Operation Corkscrew was the centerpiece of a highly critical 100-page report on FBI undercover activities released last week by the House Judiciary Subcommittee on Civil and Constitutional Rights. After 21 hearings over four years, the five Democrats in the eight-member group took the agency to task. Its covert operations, they said, often deviate “from avowed standards, with substantial harm to individuals and public institutions.” The three Republicans on the committee all dissented, however, calling the report “a slanted and biased document that is aimed at closing down an effective and almost indispensable tool” in the fight against organized crime and political corruption.

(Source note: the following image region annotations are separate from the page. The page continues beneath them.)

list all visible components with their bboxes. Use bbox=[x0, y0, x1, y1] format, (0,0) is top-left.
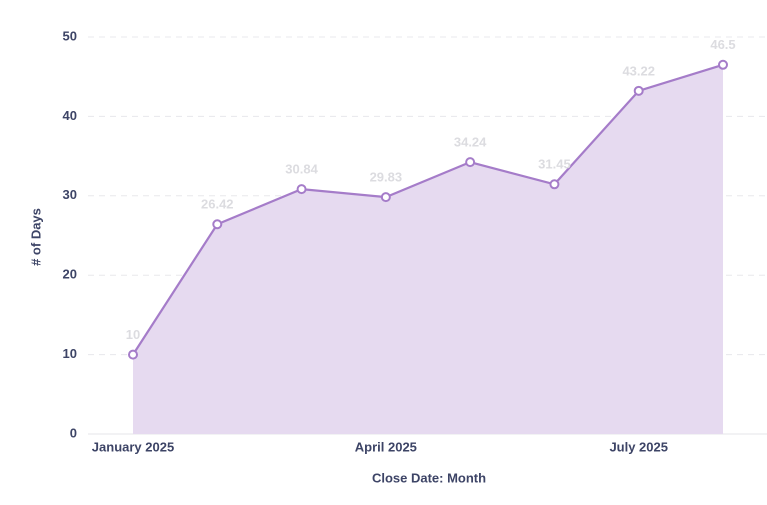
data-label: 10 bbox=[126, 327, 140, 342]
data-label: 34.24 bbox=[454, 135, 487, 150]
point bbox=[212, 219, 223, 230]
point bbox=[128, 349, 138, 360]
x-tick-label: April 2025 bbox=[355, 439, 417, 454]
y-axis-title: # of Days bbox=[28, 208, 43, 266]
data-label: 30.84 bbox=[285, 162, 318, 177]
x-tick-label: July 2025 bbox=[609, 439, 668, 454]
area bbox=[133, 64, 723, 434]
y-tick-label: 10 bbox=[63, 346, 77, 361]
point bbox=[380, 192, 391, 203]
y-tick-label: 40 bbox=[63, 108, 77, 123]
y-tick-label: 20 bbox=[63, 267, 77, 282]
y-tick-label: 30 bbox=[63, 187, 77, 202]
point bbox=[718, 59, 728, 70]
data-label: 29.83 bbox=[370, 170, 403, 185]
data-label: 31.45 bbox=[538, 157, 571, 172]
point bbox=[549, 179, 560, 190]
x-tick-label: January 2025 bbox=[92, 439, 174, 454]
data-label: 46.5 bbox=[710, 37, 735, 52]
y-tick-label: 0 bbox=[70, 425, 77, 440]
point bbox=[296, 184, 307, 195]
x-axis-title: Close Date: Month bbox=[372, 470, 486, 485]
data-label: 26.42 bbox=[201, 197, 234, 212]
point bbox=[465, 157, 476, 168]
point bbox=[633, 85, 644, 96]
y-tick-label: 50 bbox=[63, 28, 77, 43]
line bbox=[132, 63, 724, 356]
data-label: 43.22 bbox=[622, 63, 655, 78]
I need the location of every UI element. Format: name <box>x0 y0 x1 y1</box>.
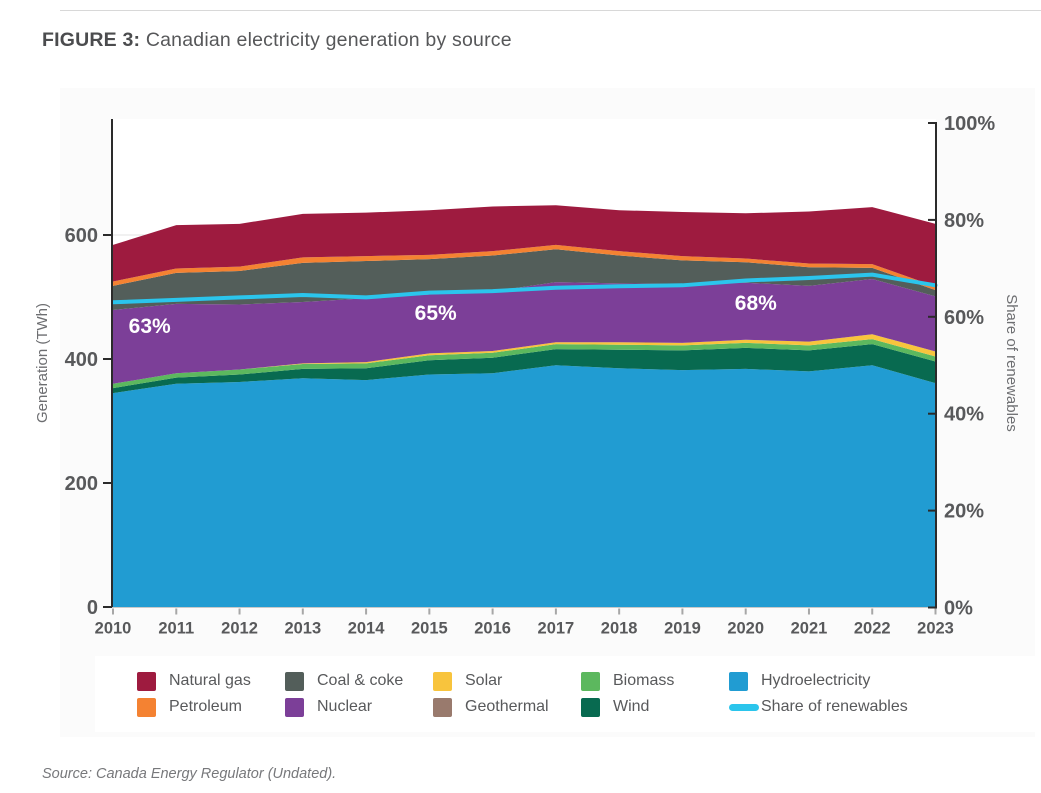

During the reign of the late FBI director J. Edgar Hoover, the agency solved crimes the old-fashioned way, by simply investigating them. Today’s FBI agent is more likely to resort to undercover tactics, gaining evidence by posing as a criminal. For fiscal year 1977, the FBI budgeted $1 million for undercover operations, excluding salaries and overheads; by fiscal year 1984, that figure had grown to $12.5 million. In the twelve months ending Sept. 30, 1983, FBI scams resulted in 1,328 indictments and 816 felony convictions. The notable FBI operation that triggered the committee study was Abscam, the bribery investigation begun in 1978 that led to the convictions of a U.S. Senator and six Congressmen.
Despite this success, the committee found that agents often violate the bureau’s own guidelines by offering exorbitant bribes and by starting investigations without “reasonable suspicion.” Among the committee’s recommendations: requiring judicial warrants before scams can be initiated, and a strict code of Behavior for undercover operations. Said the report: “There are some forms of conduct which should never be permitted in a democratic society. There is a point at which the end, no matter how important, will not support such conduct.”